When will the Oil Age burn out?

When will the Oil Age burn out?
Economists disagree on the exact date the world will reach 'Peak Oil' - when global oil consumption will be at its maximum - but what is a conservative estimate?
3 min read
16 November, 2016
An economist from Shell believes that consumption will peak in around five years time [AFP]
The International Energy Agency has forecast that global oil consumption will peak in 2040.

The report, World Energy Outlook 2016, released on Wednesday, echoes many of OPEC's views on oil consumption and finds that policies restricting CO2 output will have the largest impact on oil usage.

OPEC also forecast last week that "Peak Oil" - the term reserved for the year when oil consumption is at its highest - would occur around 2040.

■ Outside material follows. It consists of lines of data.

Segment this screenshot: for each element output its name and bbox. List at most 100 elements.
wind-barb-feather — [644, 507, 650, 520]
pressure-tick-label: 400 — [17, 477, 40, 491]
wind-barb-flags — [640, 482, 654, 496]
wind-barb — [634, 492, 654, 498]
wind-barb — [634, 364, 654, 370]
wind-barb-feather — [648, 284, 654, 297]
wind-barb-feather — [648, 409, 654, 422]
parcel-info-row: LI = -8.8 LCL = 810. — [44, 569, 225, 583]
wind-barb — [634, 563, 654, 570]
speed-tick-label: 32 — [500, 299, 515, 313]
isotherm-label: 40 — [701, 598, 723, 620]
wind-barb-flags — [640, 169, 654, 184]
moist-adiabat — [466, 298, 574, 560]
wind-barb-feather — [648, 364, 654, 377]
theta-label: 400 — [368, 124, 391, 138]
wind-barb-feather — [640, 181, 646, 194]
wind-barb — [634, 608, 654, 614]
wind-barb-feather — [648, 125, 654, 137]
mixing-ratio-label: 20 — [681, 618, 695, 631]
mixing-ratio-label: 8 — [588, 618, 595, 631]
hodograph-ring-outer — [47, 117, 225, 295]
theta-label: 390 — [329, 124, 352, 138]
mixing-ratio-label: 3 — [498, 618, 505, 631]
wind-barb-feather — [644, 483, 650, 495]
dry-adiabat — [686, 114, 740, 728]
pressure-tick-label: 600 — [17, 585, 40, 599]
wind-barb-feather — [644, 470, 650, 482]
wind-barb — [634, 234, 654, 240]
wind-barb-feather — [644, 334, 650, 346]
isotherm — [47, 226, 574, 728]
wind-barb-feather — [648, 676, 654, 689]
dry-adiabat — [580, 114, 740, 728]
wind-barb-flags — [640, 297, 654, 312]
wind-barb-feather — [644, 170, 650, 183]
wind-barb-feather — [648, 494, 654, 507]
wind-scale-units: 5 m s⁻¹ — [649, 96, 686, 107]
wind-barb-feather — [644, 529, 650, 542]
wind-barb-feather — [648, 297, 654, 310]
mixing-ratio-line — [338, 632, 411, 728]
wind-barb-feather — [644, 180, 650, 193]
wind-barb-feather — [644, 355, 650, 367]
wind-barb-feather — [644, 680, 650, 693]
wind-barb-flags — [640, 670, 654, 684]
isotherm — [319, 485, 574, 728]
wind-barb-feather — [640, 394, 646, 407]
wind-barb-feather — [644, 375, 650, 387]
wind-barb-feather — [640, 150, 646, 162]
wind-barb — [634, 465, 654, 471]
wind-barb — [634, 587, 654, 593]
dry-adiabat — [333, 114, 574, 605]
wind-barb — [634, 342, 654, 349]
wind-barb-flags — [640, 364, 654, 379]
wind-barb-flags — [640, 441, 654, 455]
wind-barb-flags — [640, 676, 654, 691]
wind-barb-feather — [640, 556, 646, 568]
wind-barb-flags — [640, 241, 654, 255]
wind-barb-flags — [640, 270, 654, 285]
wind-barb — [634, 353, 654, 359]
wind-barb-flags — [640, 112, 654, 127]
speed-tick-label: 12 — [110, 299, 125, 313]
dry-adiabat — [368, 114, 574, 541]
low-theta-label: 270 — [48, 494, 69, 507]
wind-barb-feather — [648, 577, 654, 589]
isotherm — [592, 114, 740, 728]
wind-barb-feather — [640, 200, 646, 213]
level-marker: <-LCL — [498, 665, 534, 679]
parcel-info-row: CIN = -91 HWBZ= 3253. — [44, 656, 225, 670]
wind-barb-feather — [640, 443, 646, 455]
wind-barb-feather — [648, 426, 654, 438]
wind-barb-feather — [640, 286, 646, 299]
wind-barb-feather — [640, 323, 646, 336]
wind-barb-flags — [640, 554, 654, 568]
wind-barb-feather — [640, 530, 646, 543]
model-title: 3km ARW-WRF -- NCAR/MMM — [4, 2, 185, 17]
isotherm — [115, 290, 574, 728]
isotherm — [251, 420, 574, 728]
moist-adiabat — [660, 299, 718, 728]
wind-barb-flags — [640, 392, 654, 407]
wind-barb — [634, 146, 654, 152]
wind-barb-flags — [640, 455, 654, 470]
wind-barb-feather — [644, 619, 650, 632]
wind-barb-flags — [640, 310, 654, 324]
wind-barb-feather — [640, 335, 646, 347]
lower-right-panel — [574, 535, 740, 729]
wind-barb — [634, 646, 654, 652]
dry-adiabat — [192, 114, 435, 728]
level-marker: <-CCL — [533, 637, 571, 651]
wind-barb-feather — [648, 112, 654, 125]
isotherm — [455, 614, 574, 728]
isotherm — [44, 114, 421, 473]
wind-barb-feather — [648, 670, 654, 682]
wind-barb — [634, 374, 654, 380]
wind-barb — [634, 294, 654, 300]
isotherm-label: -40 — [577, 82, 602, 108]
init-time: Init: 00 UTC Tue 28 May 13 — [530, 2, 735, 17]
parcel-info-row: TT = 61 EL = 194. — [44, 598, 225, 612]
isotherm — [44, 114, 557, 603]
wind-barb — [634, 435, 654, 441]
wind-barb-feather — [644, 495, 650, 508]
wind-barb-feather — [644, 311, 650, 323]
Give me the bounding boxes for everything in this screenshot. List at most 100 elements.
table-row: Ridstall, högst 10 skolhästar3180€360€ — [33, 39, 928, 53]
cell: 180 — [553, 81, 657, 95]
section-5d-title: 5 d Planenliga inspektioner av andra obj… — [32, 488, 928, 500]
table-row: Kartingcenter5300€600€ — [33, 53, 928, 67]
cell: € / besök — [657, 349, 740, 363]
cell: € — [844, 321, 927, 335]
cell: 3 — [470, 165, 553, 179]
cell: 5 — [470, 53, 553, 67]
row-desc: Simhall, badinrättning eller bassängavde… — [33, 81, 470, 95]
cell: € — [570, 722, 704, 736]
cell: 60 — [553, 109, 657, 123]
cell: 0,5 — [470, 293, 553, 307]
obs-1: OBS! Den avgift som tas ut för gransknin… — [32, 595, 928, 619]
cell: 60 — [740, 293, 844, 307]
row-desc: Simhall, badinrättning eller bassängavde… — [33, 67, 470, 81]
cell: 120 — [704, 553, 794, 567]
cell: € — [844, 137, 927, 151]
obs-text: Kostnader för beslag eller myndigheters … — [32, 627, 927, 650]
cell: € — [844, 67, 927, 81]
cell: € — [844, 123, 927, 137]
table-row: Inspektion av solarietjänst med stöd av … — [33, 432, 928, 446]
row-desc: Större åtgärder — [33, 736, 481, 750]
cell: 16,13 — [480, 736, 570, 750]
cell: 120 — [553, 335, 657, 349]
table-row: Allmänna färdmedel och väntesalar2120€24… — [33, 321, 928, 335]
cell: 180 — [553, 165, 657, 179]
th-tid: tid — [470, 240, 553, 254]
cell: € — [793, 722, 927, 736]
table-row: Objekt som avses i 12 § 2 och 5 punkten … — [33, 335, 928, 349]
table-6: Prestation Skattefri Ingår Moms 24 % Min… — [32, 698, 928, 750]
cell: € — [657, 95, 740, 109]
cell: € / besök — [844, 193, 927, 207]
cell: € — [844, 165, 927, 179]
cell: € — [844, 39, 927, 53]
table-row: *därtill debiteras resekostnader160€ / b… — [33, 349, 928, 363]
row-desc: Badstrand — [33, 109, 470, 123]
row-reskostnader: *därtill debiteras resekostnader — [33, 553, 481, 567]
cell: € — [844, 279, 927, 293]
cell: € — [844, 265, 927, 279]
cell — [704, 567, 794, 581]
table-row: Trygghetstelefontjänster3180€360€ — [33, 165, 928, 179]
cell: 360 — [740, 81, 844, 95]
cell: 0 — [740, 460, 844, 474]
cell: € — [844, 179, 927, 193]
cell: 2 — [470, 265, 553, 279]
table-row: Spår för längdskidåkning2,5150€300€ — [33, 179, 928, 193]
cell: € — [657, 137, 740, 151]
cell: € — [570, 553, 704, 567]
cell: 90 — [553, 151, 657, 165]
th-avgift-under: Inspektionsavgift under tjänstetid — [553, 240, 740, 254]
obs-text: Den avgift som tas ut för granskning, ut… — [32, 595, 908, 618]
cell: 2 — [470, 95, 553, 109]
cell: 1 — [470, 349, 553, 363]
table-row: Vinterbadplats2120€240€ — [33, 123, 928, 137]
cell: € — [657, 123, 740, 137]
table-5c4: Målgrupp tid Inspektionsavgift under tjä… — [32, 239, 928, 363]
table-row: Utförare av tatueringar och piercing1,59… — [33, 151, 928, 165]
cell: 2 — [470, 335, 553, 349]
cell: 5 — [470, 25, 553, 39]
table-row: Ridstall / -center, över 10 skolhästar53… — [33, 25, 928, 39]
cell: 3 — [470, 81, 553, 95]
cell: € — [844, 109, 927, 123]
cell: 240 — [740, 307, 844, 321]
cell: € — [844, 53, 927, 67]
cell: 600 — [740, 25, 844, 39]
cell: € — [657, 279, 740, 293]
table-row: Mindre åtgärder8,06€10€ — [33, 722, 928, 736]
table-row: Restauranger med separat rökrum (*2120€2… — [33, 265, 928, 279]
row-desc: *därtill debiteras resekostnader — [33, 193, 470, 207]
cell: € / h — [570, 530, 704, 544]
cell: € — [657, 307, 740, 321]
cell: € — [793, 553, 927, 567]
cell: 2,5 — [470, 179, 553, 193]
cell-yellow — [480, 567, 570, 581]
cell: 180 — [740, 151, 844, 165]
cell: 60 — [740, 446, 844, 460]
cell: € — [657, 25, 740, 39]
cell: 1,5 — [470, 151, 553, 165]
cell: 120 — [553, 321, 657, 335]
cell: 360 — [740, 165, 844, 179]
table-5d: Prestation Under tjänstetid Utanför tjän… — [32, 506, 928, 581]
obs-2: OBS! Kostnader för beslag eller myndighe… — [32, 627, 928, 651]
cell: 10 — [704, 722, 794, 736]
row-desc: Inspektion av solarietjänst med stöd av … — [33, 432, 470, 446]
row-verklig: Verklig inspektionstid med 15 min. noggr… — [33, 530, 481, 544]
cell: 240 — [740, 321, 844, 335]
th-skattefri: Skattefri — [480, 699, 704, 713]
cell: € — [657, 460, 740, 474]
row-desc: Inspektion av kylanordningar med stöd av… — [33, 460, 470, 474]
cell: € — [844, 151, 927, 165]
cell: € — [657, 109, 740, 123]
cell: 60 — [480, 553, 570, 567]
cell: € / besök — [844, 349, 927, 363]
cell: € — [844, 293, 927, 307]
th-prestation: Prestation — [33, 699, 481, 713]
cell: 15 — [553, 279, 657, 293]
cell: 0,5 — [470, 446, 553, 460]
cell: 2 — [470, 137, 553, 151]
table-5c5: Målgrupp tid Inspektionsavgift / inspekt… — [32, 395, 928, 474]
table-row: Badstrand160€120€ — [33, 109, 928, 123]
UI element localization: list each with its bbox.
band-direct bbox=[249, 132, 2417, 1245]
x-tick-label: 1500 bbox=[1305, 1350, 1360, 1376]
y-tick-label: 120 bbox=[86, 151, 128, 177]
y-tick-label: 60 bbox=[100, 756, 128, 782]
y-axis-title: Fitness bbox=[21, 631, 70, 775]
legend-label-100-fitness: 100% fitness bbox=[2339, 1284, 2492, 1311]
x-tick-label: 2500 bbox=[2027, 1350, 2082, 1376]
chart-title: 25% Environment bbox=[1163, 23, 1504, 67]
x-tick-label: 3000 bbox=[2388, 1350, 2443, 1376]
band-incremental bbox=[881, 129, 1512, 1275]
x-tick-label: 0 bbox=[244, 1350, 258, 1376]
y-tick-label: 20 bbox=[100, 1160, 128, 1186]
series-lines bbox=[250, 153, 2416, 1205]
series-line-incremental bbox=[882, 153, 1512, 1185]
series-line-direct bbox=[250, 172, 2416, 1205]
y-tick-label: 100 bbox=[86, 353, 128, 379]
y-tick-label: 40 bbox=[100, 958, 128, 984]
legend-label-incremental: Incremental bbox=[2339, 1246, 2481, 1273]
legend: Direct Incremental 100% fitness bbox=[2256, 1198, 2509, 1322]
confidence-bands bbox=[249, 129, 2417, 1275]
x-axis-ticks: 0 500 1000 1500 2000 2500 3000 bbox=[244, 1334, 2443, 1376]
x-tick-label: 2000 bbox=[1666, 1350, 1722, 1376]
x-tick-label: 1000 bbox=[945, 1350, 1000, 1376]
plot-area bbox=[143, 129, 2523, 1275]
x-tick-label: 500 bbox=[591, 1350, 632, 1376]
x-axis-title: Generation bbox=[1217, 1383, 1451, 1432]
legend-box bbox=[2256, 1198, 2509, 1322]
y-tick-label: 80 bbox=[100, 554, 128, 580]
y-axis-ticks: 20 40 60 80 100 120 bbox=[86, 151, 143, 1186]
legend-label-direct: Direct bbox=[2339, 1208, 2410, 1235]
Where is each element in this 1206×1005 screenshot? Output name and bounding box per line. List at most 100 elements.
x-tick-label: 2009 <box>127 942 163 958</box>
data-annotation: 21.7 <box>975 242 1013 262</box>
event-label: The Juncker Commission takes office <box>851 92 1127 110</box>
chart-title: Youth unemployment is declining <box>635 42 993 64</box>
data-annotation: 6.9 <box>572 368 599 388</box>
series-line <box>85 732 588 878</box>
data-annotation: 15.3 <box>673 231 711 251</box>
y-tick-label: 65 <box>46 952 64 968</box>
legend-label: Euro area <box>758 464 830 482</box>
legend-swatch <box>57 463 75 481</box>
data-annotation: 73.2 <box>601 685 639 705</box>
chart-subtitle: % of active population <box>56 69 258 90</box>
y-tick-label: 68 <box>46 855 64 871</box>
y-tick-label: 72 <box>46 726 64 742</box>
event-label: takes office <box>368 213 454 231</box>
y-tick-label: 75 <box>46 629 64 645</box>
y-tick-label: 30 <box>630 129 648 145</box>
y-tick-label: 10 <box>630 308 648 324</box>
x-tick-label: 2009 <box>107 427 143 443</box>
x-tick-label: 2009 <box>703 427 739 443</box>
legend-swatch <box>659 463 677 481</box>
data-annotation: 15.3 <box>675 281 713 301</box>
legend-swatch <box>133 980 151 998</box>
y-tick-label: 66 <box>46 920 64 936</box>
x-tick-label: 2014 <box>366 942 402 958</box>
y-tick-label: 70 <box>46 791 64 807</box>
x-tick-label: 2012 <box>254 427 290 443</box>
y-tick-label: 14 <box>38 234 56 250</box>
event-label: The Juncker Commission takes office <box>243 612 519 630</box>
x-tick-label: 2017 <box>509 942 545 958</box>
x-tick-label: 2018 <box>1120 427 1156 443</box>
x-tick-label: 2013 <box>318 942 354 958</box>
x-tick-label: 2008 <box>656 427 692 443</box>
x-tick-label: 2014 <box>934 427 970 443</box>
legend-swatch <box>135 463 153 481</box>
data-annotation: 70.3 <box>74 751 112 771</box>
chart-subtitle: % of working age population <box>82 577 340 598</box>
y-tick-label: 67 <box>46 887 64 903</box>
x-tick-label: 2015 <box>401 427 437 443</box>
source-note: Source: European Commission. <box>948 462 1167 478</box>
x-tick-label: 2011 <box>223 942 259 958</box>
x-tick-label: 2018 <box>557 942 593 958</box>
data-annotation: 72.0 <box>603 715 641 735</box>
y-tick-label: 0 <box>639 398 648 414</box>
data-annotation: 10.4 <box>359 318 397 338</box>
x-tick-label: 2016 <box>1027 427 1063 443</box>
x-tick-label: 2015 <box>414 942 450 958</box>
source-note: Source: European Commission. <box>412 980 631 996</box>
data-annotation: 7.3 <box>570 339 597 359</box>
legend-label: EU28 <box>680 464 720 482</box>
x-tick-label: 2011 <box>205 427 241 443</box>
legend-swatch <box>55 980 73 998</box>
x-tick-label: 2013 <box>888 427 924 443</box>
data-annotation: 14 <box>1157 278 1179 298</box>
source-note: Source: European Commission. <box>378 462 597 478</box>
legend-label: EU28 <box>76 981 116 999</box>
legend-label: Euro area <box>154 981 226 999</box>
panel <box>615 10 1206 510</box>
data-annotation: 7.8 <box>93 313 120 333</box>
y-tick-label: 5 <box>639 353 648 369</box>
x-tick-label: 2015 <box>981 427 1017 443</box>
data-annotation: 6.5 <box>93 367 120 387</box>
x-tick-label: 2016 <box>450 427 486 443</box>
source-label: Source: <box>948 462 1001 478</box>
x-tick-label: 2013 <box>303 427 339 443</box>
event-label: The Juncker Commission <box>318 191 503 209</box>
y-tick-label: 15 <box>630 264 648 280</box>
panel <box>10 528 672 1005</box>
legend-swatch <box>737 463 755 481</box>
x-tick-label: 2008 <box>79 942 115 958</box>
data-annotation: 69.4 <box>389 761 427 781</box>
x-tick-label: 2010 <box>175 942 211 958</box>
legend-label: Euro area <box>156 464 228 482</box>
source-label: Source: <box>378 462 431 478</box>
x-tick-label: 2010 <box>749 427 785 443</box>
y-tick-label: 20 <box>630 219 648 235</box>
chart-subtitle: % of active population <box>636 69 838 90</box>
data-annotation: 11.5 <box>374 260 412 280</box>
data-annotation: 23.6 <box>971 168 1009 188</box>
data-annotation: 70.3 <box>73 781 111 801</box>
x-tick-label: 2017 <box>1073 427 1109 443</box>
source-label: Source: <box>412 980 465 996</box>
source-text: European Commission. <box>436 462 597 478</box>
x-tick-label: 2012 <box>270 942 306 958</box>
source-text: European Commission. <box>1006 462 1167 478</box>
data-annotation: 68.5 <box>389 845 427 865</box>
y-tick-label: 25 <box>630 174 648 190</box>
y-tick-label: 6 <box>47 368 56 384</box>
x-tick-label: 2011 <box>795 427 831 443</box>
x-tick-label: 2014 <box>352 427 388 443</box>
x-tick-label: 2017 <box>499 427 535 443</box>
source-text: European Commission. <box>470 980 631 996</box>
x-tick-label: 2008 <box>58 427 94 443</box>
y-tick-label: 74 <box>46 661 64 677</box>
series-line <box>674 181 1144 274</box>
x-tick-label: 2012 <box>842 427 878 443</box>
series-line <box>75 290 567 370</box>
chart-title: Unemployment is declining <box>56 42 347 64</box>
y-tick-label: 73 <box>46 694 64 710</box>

Analysts believe that the election of Donald Trump to become the next leader of the US could impact on this trend.

"I would say that Trump probably plays a part in Peak Oil," Tom Pugh, a commodities economist at Capital Economics told The New Arab.

"If Trump rolls back on efficiency standards and oil prices stay low - and the two things need to be combined - you can see a continued growth in consumption in the United States which would at least postpone peak oil demand."

Other economists disagree with this view, with some pointing out OPEC's inability to predict oil prices in the past.

"OPEC's secretariat and individual members have done a poor job calling the bottom and rebalancing for the current low price cycle," said Morgan Stanley in their weekly Commodity Manual report.

In its report, the IEA predicts a 30 pecent rise in global energy demand to 2040, resulting in an increase in fuel consumption.

"The difficulty of finding alternatives to oil in road freight, aviation and petrochemicals means that, up to 2040 the growth in these three sectors alone is greater than the growth in global oil demand," the IEA said.

The IEA - an autonomous economic  organisation connected with the OECD - also believes that this will be consistently met through fossil fuels, despite a major investment in renewable energy.

"An increasing slice of the roughly $1.8 trillion of investment each year in the energy sector has been attracted to clean energy, at a time when investment in upstream oil and gas has fallen sharply," the IEA said in their report.

"OPEC’s Secretariat and individual members have done a poor job calling the bottom and rebalancing for the current low price cycle."
Morgan Stanley

 

BP's latest Energy Outlook report agrees with this view and forecasts Peak Oil at around 2035.

"The increase in consumption of liquid fuels is largely driven by the increase in the global vehicle fleet, which more than doubles from around 1.2 billion today to 2.4 billion by 2035," BP said in its report.

Pugh also agrees with this view and points towards the importance of a growing logistics and transport market globally.

"You will see oil consumption in OECD countries probably peaking before you do in developing nations," said Pugh.

"This is partly because, even as cars become more fuel efficient in those countries, the increase in the number of vehicles will also offset that fuel efficiency."

Shell's CFO Simon Henry disagrees with this view and provides more a bullish projection for Peak Oil.

"That peak may be somewhere between five and 15 years hence, and it will be driven by efficiency and substitution, more than offsetting the new demand for transport," said Henry.